女子の世界の外見主義って本当に残酷だと思っていて、わたしも人生で何度も嫌な思いをしてきました。(男性でももちろんあるとは思うのですが、わたしが見える世界は女性の眼を通してなのでこういう書き方です。)多分気づいていないだけでわたしだって得したこともあるのかもしれないのですが、それよりも劣等感の方が強く、だから結局「可愛いから」ですべてが許される(ように見える)芦川さんが苦手だと思ったのです。
わたしは本作を最初に読んだとき、二谷に裏切られたような気持ちがしました。それは最後の文章のところなのですが、二谷に共感していたのに!どうして!と思いました。紐解くと、確かに食に対する部分で共感する部分はあれど100%二谷に賛同しているわけではなかったのに。(押尾さんが言うように、別にわたしだって美味しいご飯は好きだ。) 結局、芦川さんが可愛くてそれですべてが許されているように見えることが、わたしにとって心がザラつくポイントなのだということを見せつけられたようで、非常にコンプレックスを刺激されましたし、しんどかったです。いや今もしんどい。結局そこかい、という。
押尾さんの立場について
主要メンバー3人のうちのもう1人は「押尾さん」。芦川さんの後輩にあたる女性社員です。大学時代はチアをやっていて、いわゆる「体育会系」に括られる立場。押尾さんは、芦川さんと同じ仕事をしているので、か細い芦川さんの抜けた穴は全部押尾さんに降ってくる。彼女も片頭痛持ちなのに、先輩が帰っちゃうから薬を飲んで踏ん張っている。そんな彼女は結局最後は「敗北」し、「転職」します。

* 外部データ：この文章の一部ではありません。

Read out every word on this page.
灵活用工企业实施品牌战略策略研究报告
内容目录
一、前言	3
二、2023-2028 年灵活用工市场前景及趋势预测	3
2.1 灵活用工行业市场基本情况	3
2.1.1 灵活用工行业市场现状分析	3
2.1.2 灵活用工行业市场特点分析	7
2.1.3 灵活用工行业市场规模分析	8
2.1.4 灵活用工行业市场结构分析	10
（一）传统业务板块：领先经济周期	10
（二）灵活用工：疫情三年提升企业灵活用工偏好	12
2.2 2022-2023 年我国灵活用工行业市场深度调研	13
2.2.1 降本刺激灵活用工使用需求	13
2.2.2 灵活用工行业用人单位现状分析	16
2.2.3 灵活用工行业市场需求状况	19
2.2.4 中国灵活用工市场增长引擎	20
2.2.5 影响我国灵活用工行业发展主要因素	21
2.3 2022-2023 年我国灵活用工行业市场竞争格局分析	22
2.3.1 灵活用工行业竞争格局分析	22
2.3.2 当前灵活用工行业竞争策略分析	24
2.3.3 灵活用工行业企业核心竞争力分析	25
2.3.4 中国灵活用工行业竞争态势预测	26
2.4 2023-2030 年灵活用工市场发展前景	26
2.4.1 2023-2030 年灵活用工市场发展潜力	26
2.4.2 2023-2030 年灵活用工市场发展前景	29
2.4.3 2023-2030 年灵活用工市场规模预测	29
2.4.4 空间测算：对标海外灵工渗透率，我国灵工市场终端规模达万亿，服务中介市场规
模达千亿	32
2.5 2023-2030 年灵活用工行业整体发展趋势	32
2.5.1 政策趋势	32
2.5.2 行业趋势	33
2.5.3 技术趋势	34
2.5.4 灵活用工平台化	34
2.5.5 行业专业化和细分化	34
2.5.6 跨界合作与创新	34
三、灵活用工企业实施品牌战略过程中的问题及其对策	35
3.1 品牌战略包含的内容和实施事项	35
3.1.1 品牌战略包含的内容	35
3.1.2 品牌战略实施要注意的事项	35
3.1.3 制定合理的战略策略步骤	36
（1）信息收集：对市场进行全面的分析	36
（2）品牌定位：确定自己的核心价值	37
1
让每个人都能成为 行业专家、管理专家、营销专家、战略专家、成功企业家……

(個人的な意見、この事務所にいても押尾さんは苦しいだけだと思うので、転職して正解、敗北に見えるけど全然大丈夫。)
最初は押尾さんに共感していました。彼女から出る芦川さんの愚痴には非常に共感しましたし、体調が悪くても踏ん張る彼女を可哀そうだとも思いました。でもこれって結局、芦川さんのところでも書いたけど、わたしがされて嫌だった前職の考えに染まっているということだと気づき、どんよりしました。結局わたしだって、熱があっても何とか頑張って仕事したんだから、若手ってそういうもんじゃないの!?と。(迷惑なので熱があったら帰りましょう。)思いやりを持てない自分が浮き彫りにされたようで、押尾さんへどっぷり共感すればするほど、嫌な自分が出てきてうんざりしました。
と同時に、これって割と深刻な問題だとは思っていて。
すみません、どなたが書かれたのか忘れてしまって、誰かのTwitterだったか論評だっかた思い出せず本当に申し訳ないのですが、どなたかの感想の中で非常に胸を打ったのは「押尾さんは”2番目に弱い立場の人”」と書かれていたこと。一番は芦川さん。でも、一番弱い人が守られたり逃避することにより、二番目に弱い人が一番大変な目にあう。

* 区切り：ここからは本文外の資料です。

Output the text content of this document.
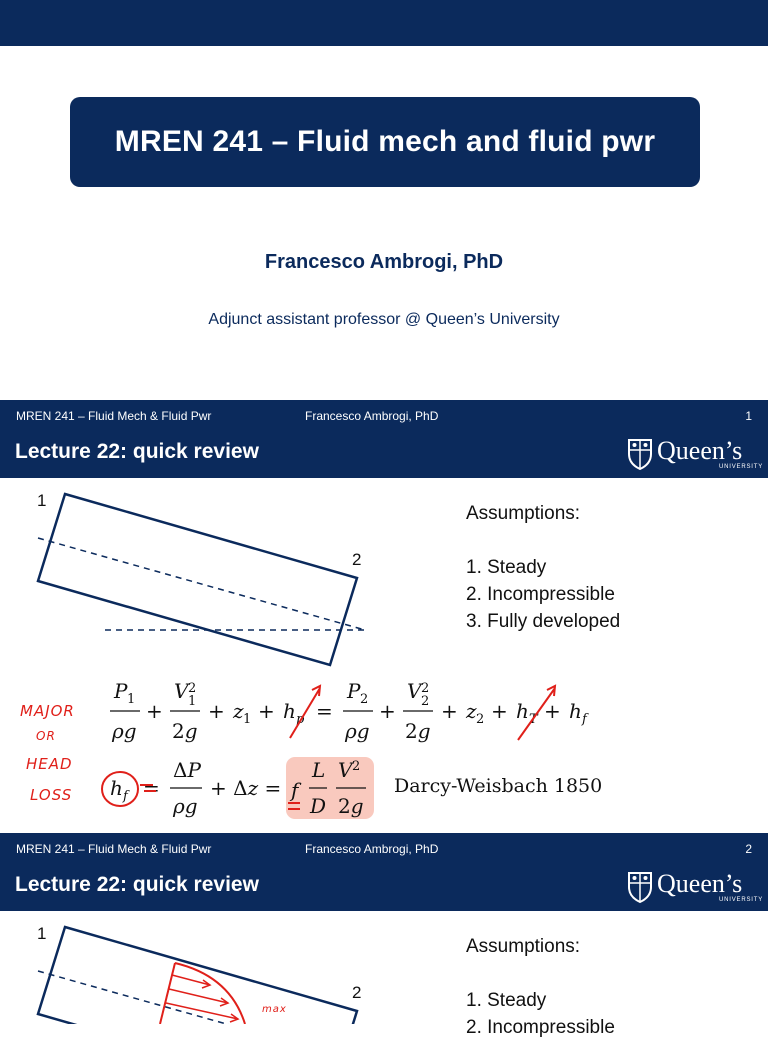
MREN 241 – Fluid mech and fluid pwr
Francesco Ambrogi, PhD
Adjunct assistant professor @ Queen’s University
MREN 241 – Fluid Mech & Fluid Pwr	Francesco Ambrogi, PhD	1
Lecture 22: quick review	Queen’s
UNIVERSITY
1
2
Assumptions:
1. Steady
2. Incompressible
3. Fully developed
MAJOR
OR
HEAD
LOSS
P 1
ρg
+
V 2
1
2g
+ z 1 + h p =
P 2
ρg
+
V 2
2
2g
+ z 2 + h T + h f
h f =
ΔP
ρg
+ Δz = f
L
D
V 2
2g
Darcy-Weisbach 1850
MREN 241 – Fluid Mech & Fluid Pwr	Francesco Ambrogi, PhD	2
Lecture 22: quick review	Queen’s
UNIVERSITY
1
2
max
Assumptions:
1. Steady
2. Incompressible
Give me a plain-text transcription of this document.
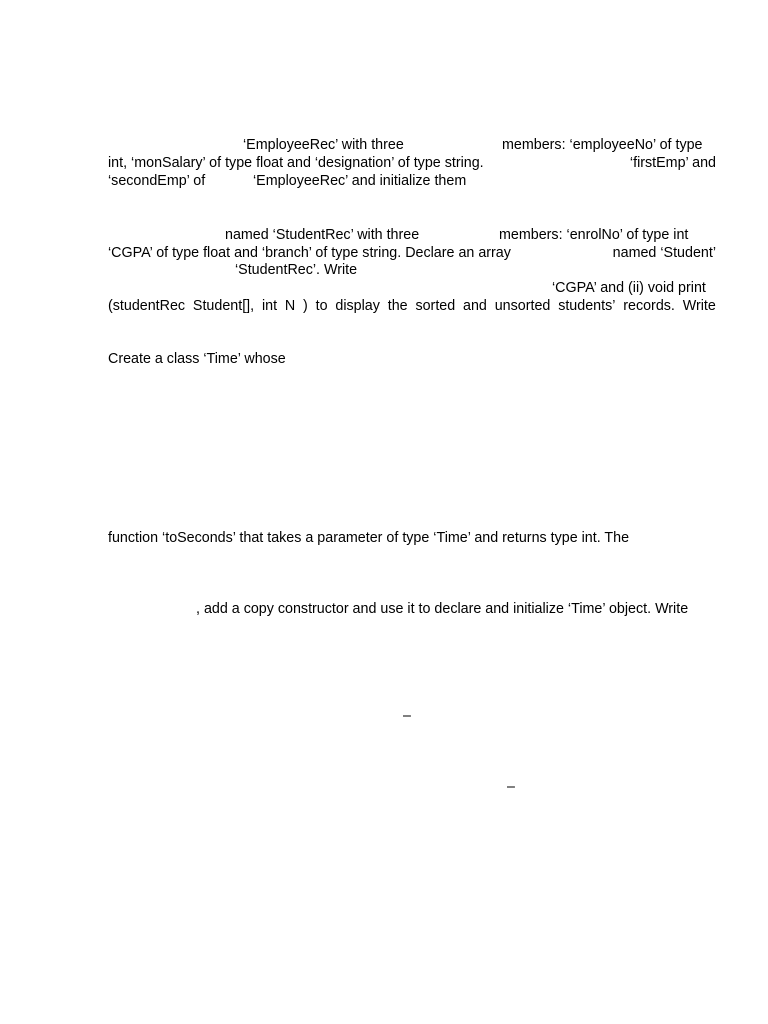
‘EmployeeRec’ with three	members: ‘employeeNo’ of type
int, ‘monSalary’ of type float and ‘designation’ of type string.	‘firstEmp’ and
‘secondEmp’ of	‘EmployeeRec’ and initialize them
named ‘StudentRec’ with three	members: ‘enrolNo’ of type int
‘CGPA’ of type float and ‘branch’ of type string. Declare an array	named ‘Student’
‘StudentRec’. Write
‘CGPA’ and (ii) void print
(studentRec Student[], int N ) to display the sorted and unsorted students’ records. Write
Create a class ‘Time’ whose
function ‘toSeconds’ that takes a parameter of type ‘Time’ and returns type int. The
, add a copy constructor and use it to declare and initialize ‘Time’ object. Write
–
–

これって、割とどこのコミュニティでも起こりがちだと思っていて。例えば小さなお子様をお持ちの方や介護をされている方がご家族の体調不良等でやむを得ず早退などするときに、それは本当に仕方がないし気持ちよく皆でカバーすべきなのですが、じゃあそれをやるのは誰?ということ。そこを無視してはならない、ということ。押尾さんの場合、それが彼女一人に降りかかってしまって、それはSOSを明確にできない彼女にも問題があるけれど、やっぱり組織に問題があると思いました。これは自然には解決しない問題だと思っていて、意図的に組織内でカバーしあう仕組が必要だと個人的には思います。組織的に皆でカバーしあえる環境があれば、誰かに負担が偏ることも少ないでしょうし、押尾さんの立場の人が片頭痛で早退したときにカバーしてくれる人はいるはずなんです。それが本当の持ちつもたれつだと思う。仕事のお礼は仕事で。ホールケーキなんかじゃなくて。

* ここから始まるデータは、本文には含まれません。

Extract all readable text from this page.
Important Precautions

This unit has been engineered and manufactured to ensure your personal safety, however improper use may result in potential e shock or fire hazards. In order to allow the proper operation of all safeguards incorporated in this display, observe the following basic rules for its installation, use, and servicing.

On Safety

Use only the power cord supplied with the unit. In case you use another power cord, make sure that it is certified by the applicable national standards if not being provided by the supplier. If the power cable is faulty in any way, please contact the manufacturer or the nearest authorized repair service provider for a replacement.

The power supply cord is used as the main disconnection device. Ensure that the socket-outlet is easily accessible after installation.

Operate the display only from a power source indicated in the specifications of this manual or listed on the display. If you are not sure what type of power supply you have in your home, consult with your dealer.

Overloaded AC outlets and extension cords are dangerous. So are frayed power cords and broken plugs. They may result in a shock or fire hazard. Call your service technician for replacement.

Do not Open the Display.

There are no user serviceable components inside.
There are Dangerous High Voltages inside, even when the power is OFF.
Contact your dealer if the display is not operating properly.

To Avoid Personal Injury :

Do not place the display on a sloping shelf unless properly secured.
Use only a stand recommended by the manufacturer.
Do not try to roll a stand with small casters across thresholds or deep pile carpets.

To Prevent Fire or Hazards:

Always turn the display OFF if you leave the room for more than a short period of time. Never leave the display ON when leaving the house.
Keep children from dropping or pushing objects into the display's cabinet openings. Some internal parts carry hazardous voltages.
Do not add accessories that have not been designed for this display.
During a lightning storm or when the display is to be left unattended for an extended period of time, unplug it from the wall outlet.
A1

そもそもこの事務所は「二番目に弱い人」を作ってしまっている時点で破綻しているとは思います。ただ、小さな営業所などではそうもいっていられず、誰かに負担がかかることって往々にしてあることだと思います。それは本当に辛いことだし、コミュニティ全体で真剣に考えなければならない課題だと、わたしは思います。手の込んだお菓子だけでは解決にならないこと、そして手の込んだお菓子の対価は労働の穴埋めなんかではなくそれ相応にさらなる対価が必要になること、そういう重苦しさとしんどさが描かれたのが本作だと、思いました。
結局のところ
ここまで5400文字!まじか!すみません。読んでる人いますか。いたら本当にありがとうございます。毎度長文ですみません。でも有料でもなくわたしの思考を綴っているだけなので許してください。
ここまで書いていて思ったのが、この話がひっかかっていたのは結局、「つりあわないこと」の苦しさだったのだなと、書いていて改めて思いました。「労働の穴埋め」と「手作りお菓子」。労働は肉体的苦痛や時間犠牲も伴い負の感情が大きく、手作りお菓子は全然ベクトルが違うのにそれで許されてしまう雰囲気や許さなければならない(どころか感謝しなければならない)圧力がある。「労働」と「食」の二つの全然違う天秤が、全然釣り合っていないのに「食」の持つ特性(冒頭で書いたディズニーランド嫌いな人は非国民にみられる、みたいな言葉にあるような特製)によりそっちが勝ってしまっている不条理さが、引っかかる原因なのだなと思いました。
押尾さんだけを考えると、上司も周りのパートさんも「芦川さん」贔屓になっている中でここをひっくり返すのは難しく、さっさと去る、で正解だと思います。(去り方はかっこよかった。)
二谷に関してはもうよくわからず、どう考えても釣り合わない天秤を抱えているのに、芦川さんが勝つ理由が「可愛いから」と思っているのであれば、もう好きにしなさい、と思います。ただ大人になってからの社会コミュニティって狭いし広がりも見えないので、妥当というか、傍から見たらまあそうなるよね、という選択にも見えます。
本作品はわたしは不釣りあいの対価、食が持つ重すぎる「対価要求力」と「絶対的正義感」のモヤモヤを描いたものだと思っていて、そもそもモヤモヤする自分もやだなあと思わせる、超絶しんどい激重(げきおも)小説だと感じました。それをこんなに軽やかな文体で面白く描いてて、高瀬隼子さん凄すぎる。
もう少し経ってからまた読み返すと違う感情がわいたりするのかなあ。皆がどこに対してどう思ったか、色々聞いてみたい作品でした。
ここまでお読みいただき、ありがとうございました。